HOURIGAN, Jeremy, Earth and Planetary Sciences, University California Santa Cruz, Santa Cruz, CA 94305, STEELY, Alexander N., Washington Geological Survey, Department of Natural Resources, 1114 Washington St., Olympia, WA 98504, BEESON, Jeffrey W., College of Earth, Ocean, and Atmospheric Sciences, Oregon State University, Corvallis, OR 97331, JOHNSON, Samuel Y., USGS Pacific Coastal and Marine Science Center, U.S. Geological Survey, 2885 Mission S, Santa Cruz, CA 95060 and HILLEY, George E., Department of Geological Sciences, Stanford University, 455 Serra Mall, Building 320, Stanford, CA 94305-2115, hourigan@ucsc.edu

Since its initial recognition in the 1890s, the San Andreas Fault has been the type example of a transform plate boundary, playing a primary role in the development of models for strike-slip fault evolution and kinematics. Our understanding is best developed in subaerially exposed segments of the main strand of the San Andreas fault in central and southern California. The more-elusive, variably offshore faults of the plate boundary – the San Gregorio-Hosgri fault and the San Andreas fault in central and northern California, respectively – are less accessible and thus have been historically less well studied and understood. However, efforts by multiple government, industry and academic research groups over the past decade, are yielding complementary datasets encompassing geophysics, geodesy, geology, geomorphology, and thermochronology which provide fodder for a more holistic understanding of the plate boundary.

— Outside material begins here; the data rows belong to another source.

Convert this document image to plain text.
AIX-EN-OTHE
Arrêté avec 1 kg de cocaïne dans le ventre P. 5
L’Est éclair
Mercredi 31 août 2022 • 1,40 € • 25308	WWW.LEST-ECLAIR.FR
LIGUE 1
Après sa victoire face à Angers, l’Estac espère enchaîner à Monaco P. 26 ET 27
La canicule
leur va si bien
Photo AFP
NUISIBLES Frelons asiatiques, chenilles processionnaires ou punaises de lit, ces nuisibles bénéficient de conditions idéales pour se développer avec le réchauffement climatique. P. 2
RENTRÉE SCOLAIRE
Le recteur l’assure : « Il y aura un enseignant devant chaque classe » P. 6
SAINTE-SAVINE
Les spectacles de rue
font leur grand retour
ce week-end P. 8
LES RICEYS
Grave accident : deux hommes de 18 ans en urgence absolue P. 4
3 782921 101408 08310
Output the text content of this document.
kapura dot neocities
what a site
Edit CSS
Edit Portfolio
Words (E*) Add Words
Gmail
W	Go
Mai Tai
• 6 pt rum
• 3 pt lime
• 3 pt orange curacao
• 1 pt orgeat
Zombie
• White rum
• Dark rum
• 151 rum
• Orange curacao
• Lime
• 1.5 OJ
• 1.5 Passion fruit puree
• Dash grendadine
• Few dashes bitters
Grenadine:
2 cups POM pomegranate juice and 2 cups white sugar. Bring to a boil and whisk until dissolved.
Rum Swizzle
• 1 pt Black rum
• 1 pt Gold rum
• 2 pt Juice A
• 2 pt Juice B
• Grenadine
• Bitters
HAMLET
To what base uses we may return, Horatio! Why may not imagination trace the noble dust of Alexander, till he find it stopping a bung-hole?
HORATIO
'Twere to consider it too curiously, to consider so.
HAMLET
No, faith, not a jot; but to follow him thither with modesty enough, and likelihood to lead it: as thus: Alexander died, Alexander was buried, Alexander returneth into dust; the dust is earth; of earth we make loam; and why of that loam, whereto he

Onshore in the Santa Lucia range, fluvial geomorphology, marine terrace surveys and low-temperature thermochronology show that rapid, high-amplitude exhumation is observed within a narrow fault-bound sliver on the northeast side of the San Gregorio-Hosgri fault. Offshore, the USGS California Seafloor Mapping Program is engaged in a massive effort to compile and interpret new marine geological and geophysical datasets to understand both the kinematics and seismic hazards associated with the San Gregorio-Hosgri fault. Together, these results highlight the importance of the “Big Sur Bend” in controlling and focusing vertical strain related to plate convergence. Quantification of basin-average erosion rates using cosmogenic radionuclides illustrates the complexity of the geomorphic response to convergence in time and space.

In northern California, the coastal segment of the San Andreas fault exhibits similar geometric and plate kinematic complexities to the San Gregorio-Hosgri fault. Here, too, significant new onshore (marine terrace mapping, fluvial geomorphology, basin average erosion rates) and offshore (marine geology and geophysics) provides the framework for more integrated models of strike-slip fault kinematics. Combined with existing data, our ongoing low-temperature thermochronologic work should make an important contribution to these kinematic models.